By summer of 2000, Honduras was still struggling to recover from the effects of Hurricane Mitch. Homelessness and unemployment drove more and more women to earn their wages through prostitution. Needy and abandoned children lived on the streets of the capital city of Tegucigalpa, addicted to the high that comes from sniffing toxic glue – their only escape from the pain of life. This was the wounded Honduras to which Lorne Parsons, a volunteer from Newfoundland, Canada, journeyed in September of 2000 with his wife and two small children. The Parsons’ only agenda was to observe, identify, and begin to meet some of the needs of the people of Honduras.

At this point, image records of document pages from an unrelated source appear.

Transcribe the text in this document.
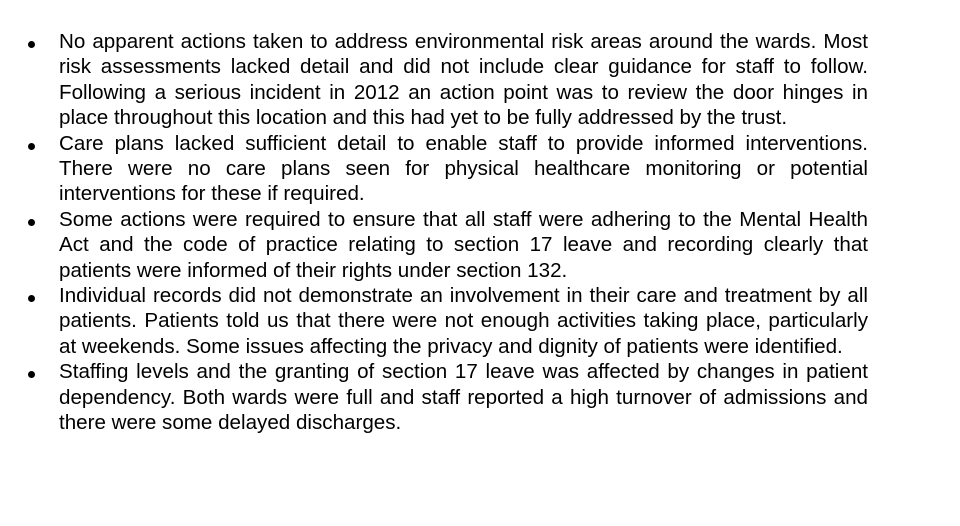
No apparent actions taken to address environmental risk areas around the wards. Most risk assessments lacked detail and did not include clear guidance for staff to follow. Following a serious incident in 2012 an action point was to review the door hinges in place throughout this location and this had yet to be fully addressed by the trust.

Care plans lacked sufficient detail to enable staff to provide informed interventions. There were no care plans seen for physical healthcare monitoring or potential interventions for these if required.

Some actions were required to ensure that all staff were adhering to the Mental Health Act and the code of practice relating to section 17 leave and recording clearly that patients were informed of their rights under section 132.

Individual records did not demonstrate an involvement in their care and treatment by all patients. Patients told us that there were not enough activities taking place, particularly at weekends. Some issues affecting the privacy and dignity of patients were identified.

Staffing levels and the granting of section 17 leave was affected by changes in patient dependency. Both wards were full and staff reported a high turnover of admissions and there were some delayed discharges.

Soon after moving to Honduras, it was brought to Lorne’s attention that twenty-one commercial sized solar oven systems (SOS) had been donated to the country in 1998-99 by an organization in the United States. He discovered that due to various obstacles, including minor design flaws which made the ovens incompatible to Honduran climate and insects, the ovens had not been utilized effectively and many had been moved from their original locations, making recuperation a challenge. Lorne then aligned himself and the solar ovens under the legal covering of an existing NGO called Manos Extendidas Honduras (MEH), also operated by volunteers. Equipped with minimal data, detective-like skills, and what many could only call serendipity, Lorne was able to track down all the ovens scattered throughout Honduras within a year.

Using limited resources in conjunction with financial assistance from individuals, groups, churches, and small businesses in Canada and the USA, Lorne began the arduous task of retrieving and refurbishing the solar ovens. The goal was to provide long-term maintenance free use coupled with a training and monitoring program to help groups of women in rural areas create solar micro-bakeries. Consequently, “SOS’s Tree Chatter” was born.

Although still in its beginning stages, the impact of Tree Chatter is extensive. To date, five of the twenty-one ovens have been successfully refurbished and established in rural communities in Honduras, providing environmentally sound, self-sustaining employment. The solar ovens utilize Honduras’ most plentiful resource – the sun – for a task that has previously been powered by wood, a resource that, through an alarmingly high rate of deforestation, is rapidly diminishing in Honduras. Tree Chatter encourages significant reduction in deforestation by linking needs to resources through the use of quality solar cooking appliances as an alternative to conventional methods, eradicating the need for approximately 60% of the fuel wood currently consumed. In addition, the solar bakeries pose less risk to workers, eliminating the health dangers of smoke inhalation and open flame. Thus, Tree Chatter protects the environment, improves health conditions, provides food for the hungry, and helps launch the poor into successful self-sustaining small businesses.

MEH’s immediate vision is to see the remaining 14 solar ovens refurbished and put to use across Honduras. Tree Chatter is committed to providing an alternative to cooking with wood and charcoal in deforested developing countries that have been blessed with an abundance of sunshine.

Using supervisory personnel from reputable organizations already resident in developing-world countries, Tree Chatter seeks to identify entrepreneurs from local villages to establish bakeries. Each bakery will utilize an oven to bake bread, cakes and pastries for sale in a specified geographic region. These entrepreneurs will be trained in basic business management skills and specific solar bakery management techniques. Tree Chatter’s training program works with each entrepreneur to:

  1. Develop a customized marketing and distribution plan for their region.
  2. Establish and monitor cash flow and profit objectives for their locatio(s).
  3. Outline a growth plan to allow an increase in sales and profits.
  4. Develop appropriate human resource policies that enable bakery
    employees to improve their standard of living.

Listen closely and hear our world’s forests sending out an SOS call for more Tree Chatter.